Si la plus ancienne mémoire historique s’avère d’origine
seigneuriale, les événements qui ont marqué l’ascension puis la
disparition des Guilhèms, dûment consignés dans les listes d’avenimens, disparaissent dans la rédaction
ultime de 1334, signe d’une remise en ordre de la mémoire urbaine.
Le passage de la seigneurie montpelliéraine des Guilhèms aux
souverains d’Aragon et la prise de possession de la ville par Pierre
II conduisirent ainsi à nombre de reconstructions mémorielles.
Surtout, la version la plus tardive – celle de 1334 – de l’histoire
consulaire révèle une volonté consciente de fonder l’identité
urbaine sur l’unité de la ville et, partant, de dissimuler les
divisions internes qui se produisirent durant le bref interlude
séparant la mort de Guilhèm VIII de la prise de possession par
Pierre d’Aragon. Pour le dernier rédacteur du Petit
Thalamus, ni le court règne de Guilhèm IX, ni la
révolution de 1204
(H. Vidal11. Actes du Congrès de la Couronne
d'Aragon, Montpellier, 1987 , « L'Aragon et la révolution
montpelliéraine de 1204 », , p. 43-60) n’existent.
Pourtant, 1204 fut loin de représenter un tranquille passage de
témoin d’une dynastie à une autre et les élites urbaines jouèrent au
cours de ce processus un rôle fondamental. Mais l’ultime version de 1334 ne retient que le
mariage de Pierre II et de Marie de Montpellier, imposant l’idée
d’une succession naturelle et passant sous silence l’existence de
Guilhèm IX. À l’inverse, les versions plus anciennes ont conservé
une mémoire très différente de l’événement et précisent notamment
que furent détruits à cette occasion les hôtels de Berenguièr
Lambèrt, de maître Gui Francesc et d’Uc de Tornamira, autant de
personnages qui faisaient partie de l’entourage seigneurial et qui
furent bannis en juin 1204. La victoire de Pierre d’Aragon résulte
donc d’une opposition interne aux Guilhèms et à leurs proches
conseillers, dont les maisons furent saisies et, selon un phénomène
de damnatio memoriae, destinées à
être abattues. Cependant, les nécessités de l’identité urbaine
imposaient de nier les divisions internes qui avaient mené à
l’émergence du consulat. Les magistrats forgèrent en conséquence le
mythe d’une apparition pacifique du corps urbain et condamnèrent les
noms des Lambèrts et des Tornemiras à l’oubli.

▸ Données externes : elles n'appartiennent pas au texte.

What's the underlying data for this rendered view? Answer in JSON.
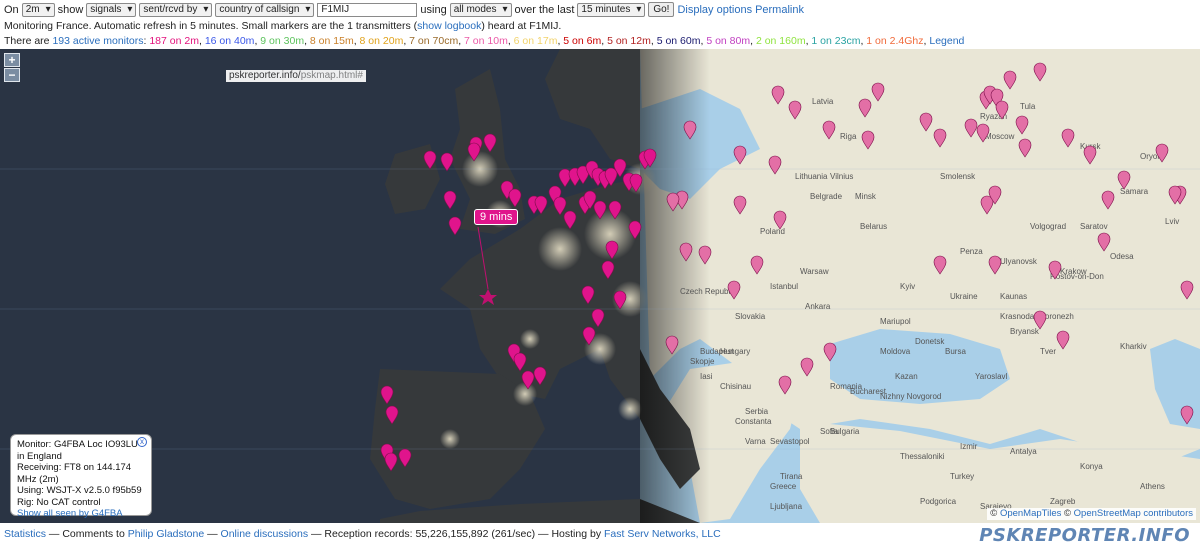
{
  "controls": {
    "on_label": "On",
    "band_value": "2m",
    "show_label": "show",
    "show_value": "signals",
    "direction_value": "sent/rcvd by",
    "filter_value": "country of callsign",
    "callsign_value": "F1MIJ",
    "using_label": "using",
    "modes_value": "all modes",
    "over_label": "over the last",
    "period_value": "15 minutes",
    "go_label": "Go!",
    "display_options_label": "Display options",
    "permalink_label": "Permalink"
  },
  "info": {
    "line1_a": "Monitoring France. Automatic refresh in 5 minutes. Small markers are the 1 transmitters (",
    "logbook_link": "show logbook",
    "line1_b": ") heard at F1MIJ.",
    "there_are": "There are",
    "active_monitors": "193 active monitors",
    "legend_link": "Legend",
    "bands": [
      {
        "text": "187 on 2m",
        "color": "#e3127d"
      },
      {
        "text": "16 on 40m",
        "color": "#3a57e8"
      },
      {
        "text": "9 on 30m",
        "color": "#5cc35c"
      },
      {
        "text": "8 on 15m",
        "color": "#c9802a"
      },
      {
        "text": "8 on 20m",
        "color": "#e0a21b"
      },
      {
        "text": "7 on 70cm",
        "color": "#9a6a2a"
      },
      {
        "text": "7 on 10m",
        "color": "#ec5aa8"
      },
      {
        "text": "6 on 17m",
        "color": "#f2d36b"
      },
      {
        "text": "5 on 6m",
        "color": "#cc0000"
      },
      {
        "text": "5 on 12m",
        "color": "#b22222"
      },
      {
        "text": "5 on 60m",
        "color": "#1a1a6e"
      },
      {
        "text": "5 on 80m",
        "color": "#c13fc1"
      },
      {
        "text": "2 on 160m",
        "color": "#8fe33f"
      },
      {
        "text": "1 on 23cm",
        "color": "#2aa3a3"
      },
      {
        "text": "1 on 2.4Ghz",
        "color": "#f06a3a"
      }
    ]
  },
  "map": {
    "url_chip_main": "pskreporter.info/",
    "url_chip_dim": "pskmap.html#",
    "zoom_in": "+",
    "zoom_out": "−",
    "marker_label": "9 mins",
    "marker_color": "#e0148c",
    "attribution_tiles": "OpenMapTiles",
    "attribution_osm": "OpenStreetMap contributors",
    "copyright": "©",
    "place_labels": [
      "Latvia",
      "Lithuania",
      "Belarus",
      "Poland",
      "Ukraine",
      "Czech Republic",
      "Slovakia",
      "Hungary",
      "Romania",
      "Moldova",
      "Bulgaria",
      "Serbia",
      "Greece",
      "Turkey",
      "Moscow",
      "Smolensk",
      "Minsk",
      "Kyiv",
      "Warsaw",
      "Vilnius",
      "Riga",
      "Budapest",
      "Bucharest",
      "Sofia",
      "Belgrade",
      "Istanbul",
      "Ankara",
      "Bursa",
      "Kaunas",
      "Krakow",
      "Lviv",
      "Odesa",
      "Kharkiv",
      "Voronezh",
      "Samara",
      "Saratov",
      "Volgograd",
      "Rostov-on-Don",
      "Krasnodar",
      "Ulyanovsk",
      "Penza",
      "Ryazan",
      "Tula",
      "Kursk",
      "Oryol",
      "Bryansk",
      "Tver",
      "Yaroslavl",
      "Nizhny Novgorod",
      "Kazan",
      "Donetsk",
      "Mariupol",
      "Sevastopol",
      "Varna",
      "Constanta",
      "Chisinau",
      "Iasi",
      "Skopje",
      "Tirana",
      "Podgorica",
      "Sarajevo",
      "Zagreb",
      "Ljubljana",
      "Thessaloniki",
      "Izmir",
      "Antalya",
      "Konya",
      "Athens"
    ]
  },
  "popup": {
    "line1": "Monitor: G4FBA Loc IO93LU",
    "line2": "in England",
    "line3": "Receiving: FT8 on 144.174 MHz (2m)",
    "line4": "Using: WSJT-X v2.5.0 f95b59",
    "line5": "Rig: No CAT control",
    "link": "Show all seen by G4FBA",
    "close_label": "x"
  },
  "footer": {
    "statistics": "Statistics",
    "sep1": " — Comments to ",
    "author": "Philip Gladstone",
    "sep2": " — ",
    "discussions": "Online discussions",
    "records": " — Reception records: 55,226,155,892 (261/sec) — Hosting by ",
    "hosting": "Fast Serv Networks, LLC",
    "brand": "PSKREPORTER.INFO"
  }
}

Plus fondamentalement, le Petit Thalamus imposa l’idée
que la charte de coutumes et le consulat avaient été accordés dès
1204 par Pierre II et Marie de Montpellier dans la foulée de leur
mariage. Toutes les versions, y compris les plus anciennes, font
remonter les origines de l’institution à 1204, année considérée
comme lo comessamen del cossolat
alors
que les premiers consuls ne sont attestés dans les documents
officiels qu’à partir de juillet 1206. Le Petit
Thalamus opère ainsi une falsification consciente qui
soutient le mythe d’une origine pacifiée du consulat : en mythifiant
sa date de fondation, le consulat lie son apparition à la
proclamation des coutumes et à un changement dynastique décisif en
ce qui concerne la réorientation de la mémoire civique.